About 20 years ago, Australian psychologist David Chalmers proposed a deceptively simple dichotomy, assigning consciousness questions into either the Easy Problem or the Hard Problem. The Easy Problem (easy only in relation to the hard one!) is figuring out the mechanics of how brains work in ourselves and other animals. The Hard Problem, meanwhile, has produced three dominant responses: (1) Consciousness is not a physical property, that is, our inner world can't be explained by purely physical processes. Chalmers himself had adopted this point of view, claiming that consciousness is a fundamental property of the universe, like time, space and mass. (2) We're not smart enough.
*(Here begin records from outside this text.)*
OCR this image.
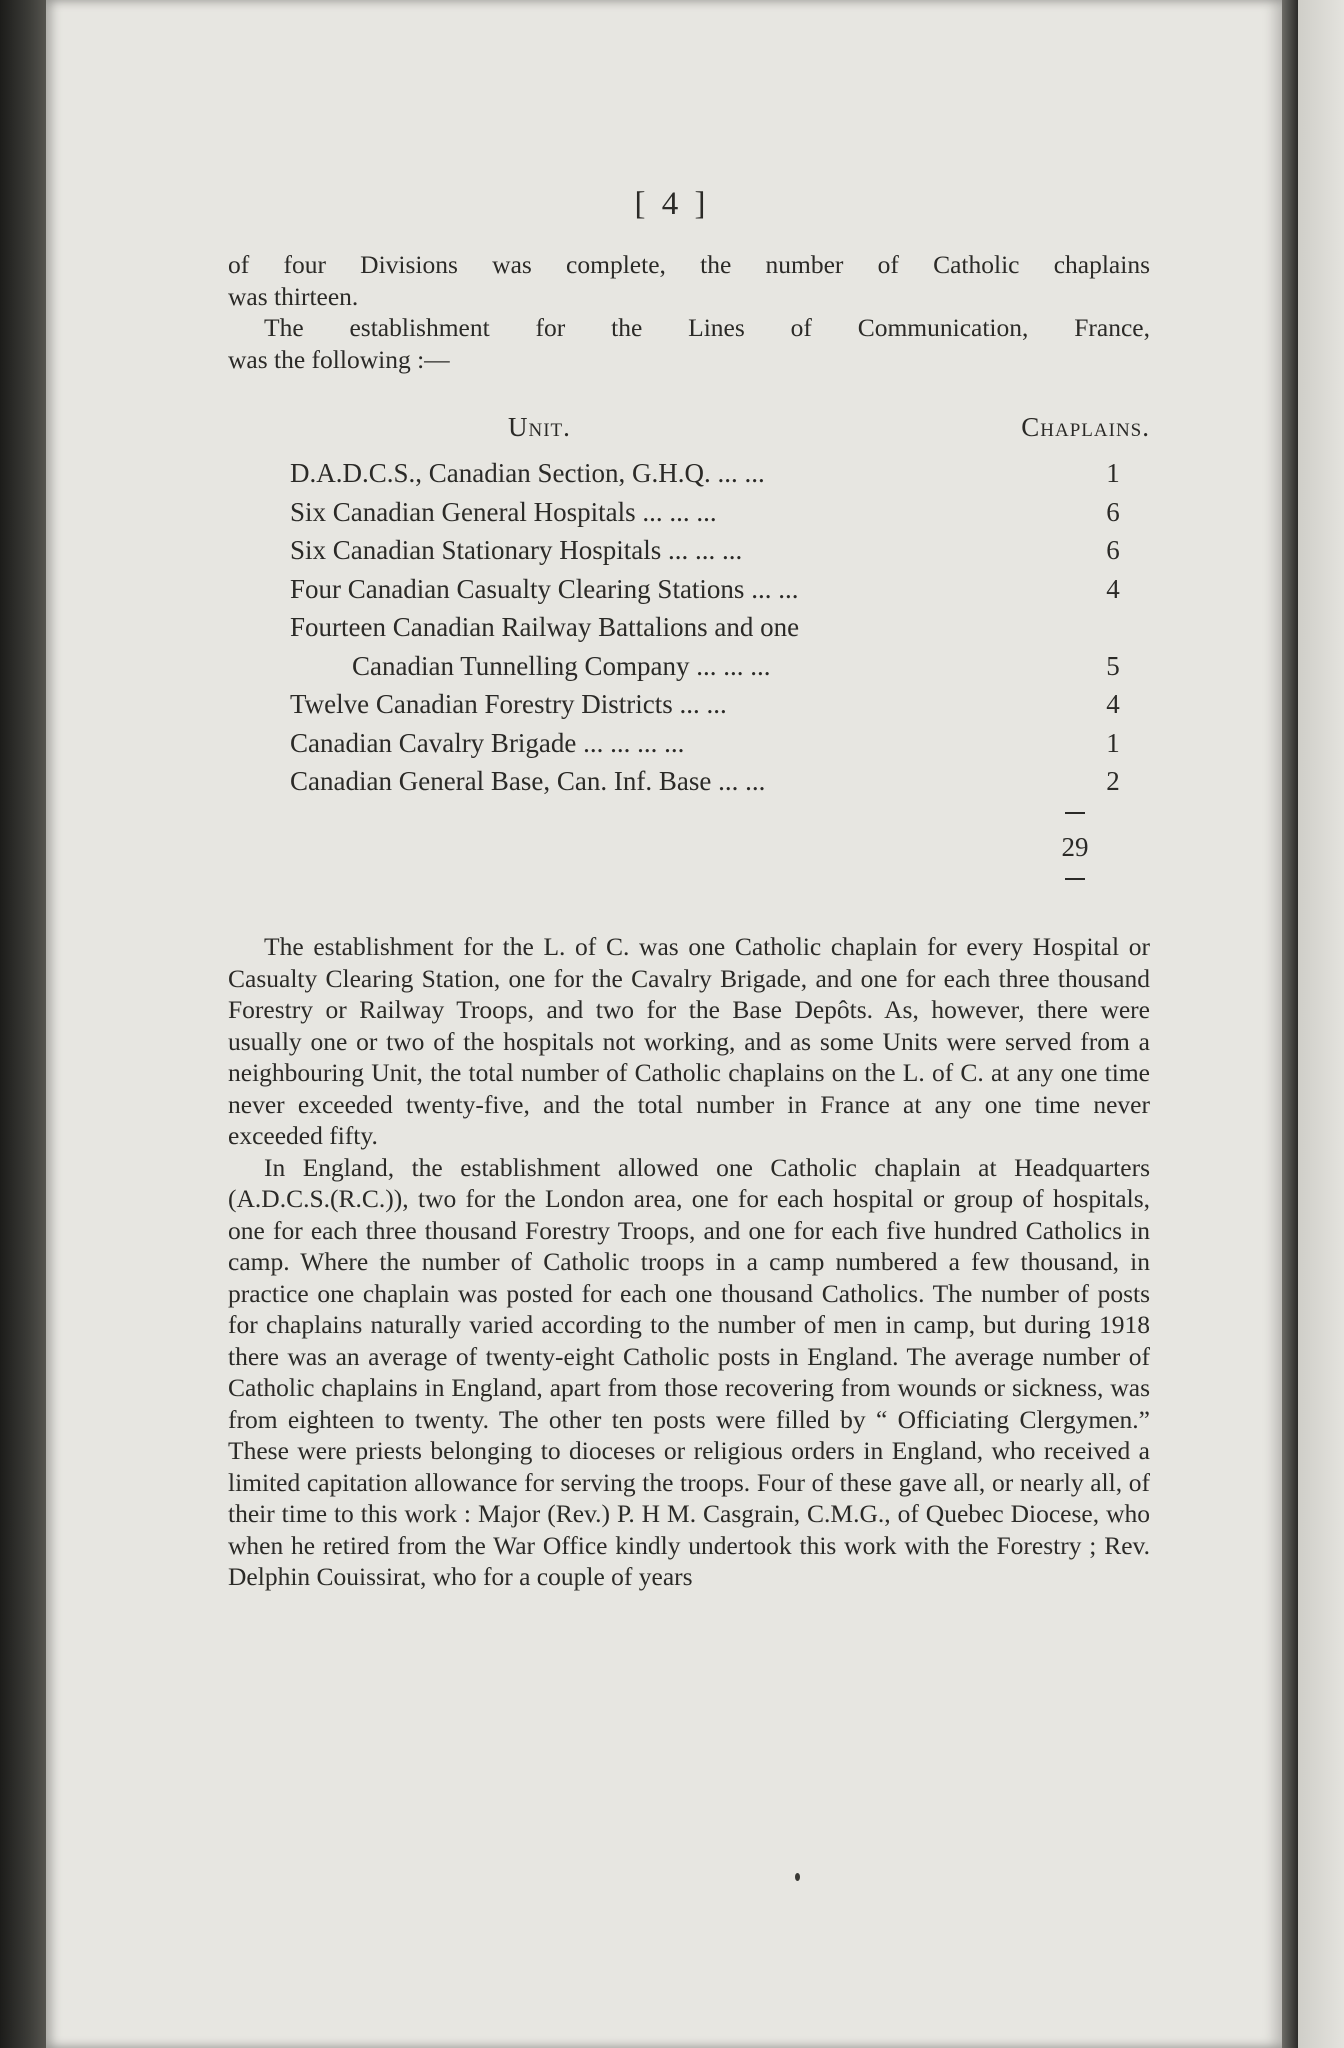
[ 4 ]

of four Divisions was complete, the number of Catholic chaplains

was thirteen.

The establishment for the Lines of Communication, France,

was the following :—

Unit.	Chaplains.
D.A.D.C.S., Canadian Section, G.H.Q. ... ...	1
Six Canadian General Hospitals ... ... ...	6
Six Canadian Stationary Hospitals ... ... ...	6
Four Canadian Casualty Clearing Stations ... ...	4
Fourteen Canadian Railway Battalions and one
Canadian Tunnelling Company ... ... ...	5
Twelve Canadian Forestry Districts ... ...	4
Canadian Cavalry Brigade ... ... ... ...	1
Canadian General Base, Can. Inf. Base ... ...	2
29

The establishment for the L. of C. was one Catholic chaplain for every Hospital or Casualty Clearing Station, one for the Cavalry Brigade, and one for each three thousand Forestry or Railway Troops, and two for the Base Depôts. As, however, there were usually one or two of the hospitals not working, and as some Units were served from a neighbouring Unit, the total number of Catholic chaplains on the L. of C. at any one time never exceeded twenty-five, and the total number in France at any one time never exceeded fifty.

In England, the establishment allowed one Catholic chaplain at Headquarters (A.D.C.S.(R.C.)), two for the London area, one for each hospital or group of hospitals, one for each three thousand Forestry Troops, and one for each five hundred Catholics in camp. Where the number of Catholic troops in a camp numbered a few thousand, in practice one chaplain was posted for each one thousand Catholics. The number of posts for chaplains naturally varied according to the number of men in camp, but during 1918 there was an average of twenty-eight Catholic posts in England. The average number of Catholic chaplains in England, apart from those recovering from wounds or sickness, was from eighteen to twenty. The other ten posts were filled by “ Officiating Clergymen.” These were priests belonging to dioceses or religious orders in England, who received a limited capitation allowance for serving the troops. Four of these gave all, or nearly all, of their time to this work : Major (Rev.) P. H M. Casgrain, C.M.G., of Quebec Diocese, who when he retired from the War Office kindly undertook this work with the Forestry ; Rev. Delphin Couissirat, who for a couple of years
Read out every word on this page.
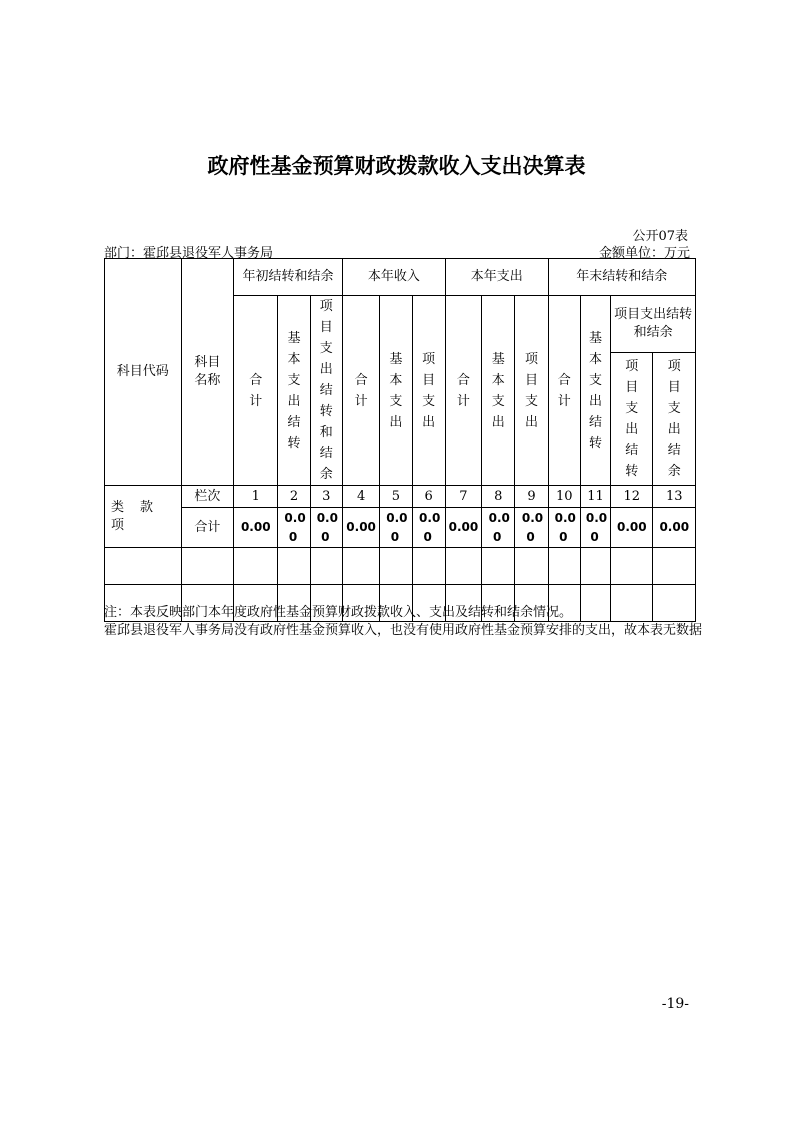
政府性基金预算财政拨款收入支出决算表
公开07表
部门：霍邱县退役军人事务局	金额单位：万元
科目代码	科目名称	年初结转和结余			本年收入			本年支出			年末结转和结余			
		合计	基本支出结转	项目支出结转和结余	合计	基本支出	项目支出	合计	基本支出	项目支出	合计	基本支出结转	项目支出结转和结余	
													项目支出结转	项目支出结余

类 款项	栏次	1	2	3	4	5	6	7	8	9	10	11	12	13
	合计	0.00	0.00	0.00	0.00	0.00	0.00	0.00	0.00	0.00	0.00	0.00	0.00	0.00

注：本表反映部门本年度政府性基金预算财政拨款收入、支出及结转和结余情况。
霍邱县退役军人事务局没有政府性基金预算收入，也没有使用政府性基金预算安排的支出，故本表无数据
-19-
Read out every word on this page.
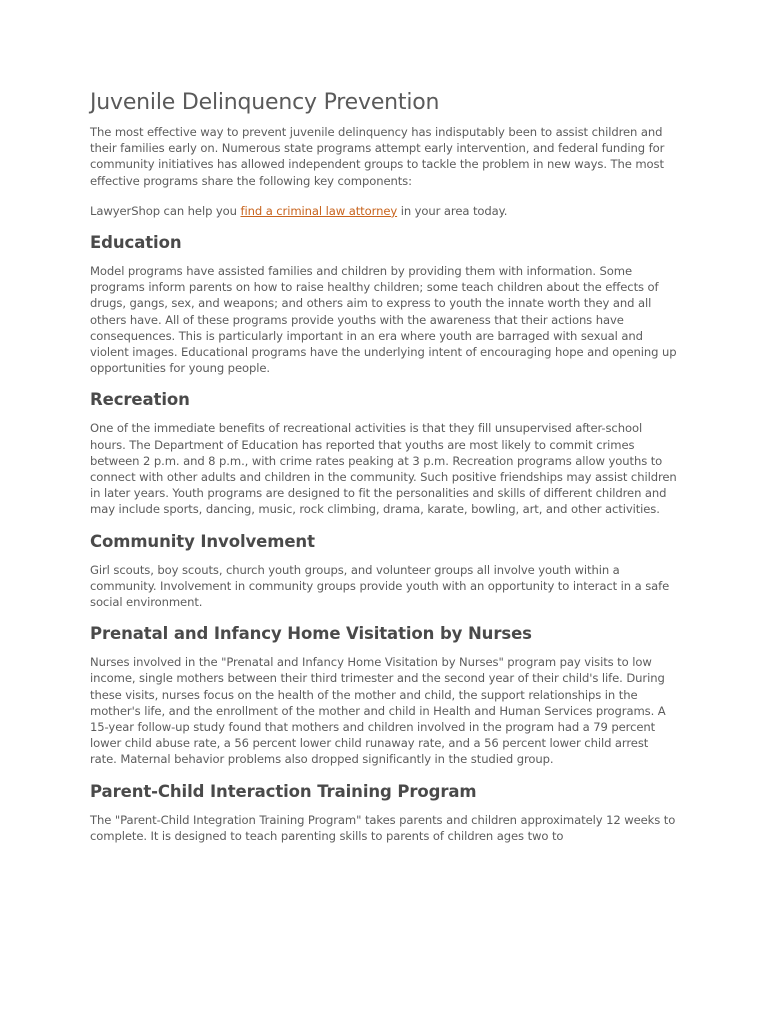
Juvenile Delinquency Prevention

The most effective way to prevent juvenile delinquency has indisputably been to assist children and their families early on. Numerous state programs attempt early intervention, and federal funding for community initiatives has allowed independent groups to tackle the problem in new ways. The most effective programs share the following key components:

LawyerShop can help you find a criminal law attorney in your area today.

Education

Model programs have assisted families and children by providing them with information. Some programs inform parents on how to raise healthy children; some teach children about the effects of drugs, gangs, sex, and weapons; and others aim to express to youth the innate worth they and all others have. All of these programs provide youths with the awareness that their actions have consequences. This is particularly important in an era where youth are barraged with sexual and violent images. Educational programs have the underlying intent of encouraging hope and opening up opportunities for young people.

Recreation

One of the immediate benefits of recreational activities is that they fill unsupervised after-school hours. The Department of Education has reported that youths are most likely to commit crimes between 2 p.m. and 8 p.m., with crime rates peaking at 3 p.m. Recreation programs allow youths to connect with other adults and children in the community. Such positive friendships may assist children in later years. Youth programs are designed to fit the personalities and skills of different children and may include sports, dancing, music, rock climbing, drama, karate, bowling, art, and other activities.

Community Involvement

Girl scouts, boy scouts, church youth groups, and volunteer groups all involve youth within a community. Involvement in community groups provide youth with an opportunity to interact in a safe social environment.

Prenatal and Infancy Home Visitation by Nurses

Nurses involved in the "Prenatal and Infancy Home Visitation by Nurses" program pay visits to low income, single mothers between their third trimester and the second year of their child's life. During these visits, nurses focus on the health of the mother and child, the support relationships in the mother's life, and the enrollment of the mother and child in Health and Human Services programs. A 15-year follow-up study found that mothers and children involved in the program had a 79 percent lower child abuse rate, a 56 percent lower child runaway rate, and a 56 percent lower child arrest rate. Maternal behavior problems also dropped significantly in the studied group.

Parent-Child Interaction Training Program

The "Parent-Child Integration Training Program" takes parents and children approximately 12 weeks to complete. It is designed to teach parenting skills to parents of children ages two to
An explanation may be out there, but either our present knowledge isn't up to the task, or the human brain (in its current form) is inherently inadequate to figure it out. (3) There is no problem! Consciousness only seems mysterious because our minds fool us, much as a good magician convinces part of our brain that the lady really is being sawn in half, even as we know, intellectually, that it's a magic trick.
Graziano's theory, which comes under (3), is both simple and rational. "Brains are information processing devices," he writes. "When an information processing device introspects ... and on that basis arrives at the conclusion that it has a magical, non-physically-explainable property, the most straightforward scientific question is not: How did it produce magic? but instead: How, and for what use, does it construct that description of itself?" OK, if consciousness isn't magic, what then? As I wrote above, it's the brain's model of what we call attention, its simplified attempt to explain itself to itself. Why do we need a model? So we can make the best use of the brain's limited resources. We can't be attentive to everything that's going on, and consciousness is the mechanism for optimally controlling our attention.
This brief account doesn't do justice to Graziano's theory, of course. If you're a consciousness junkie like myself, his book is required reading, whether you end up convinced or not. And, as a bonus, it's very funny.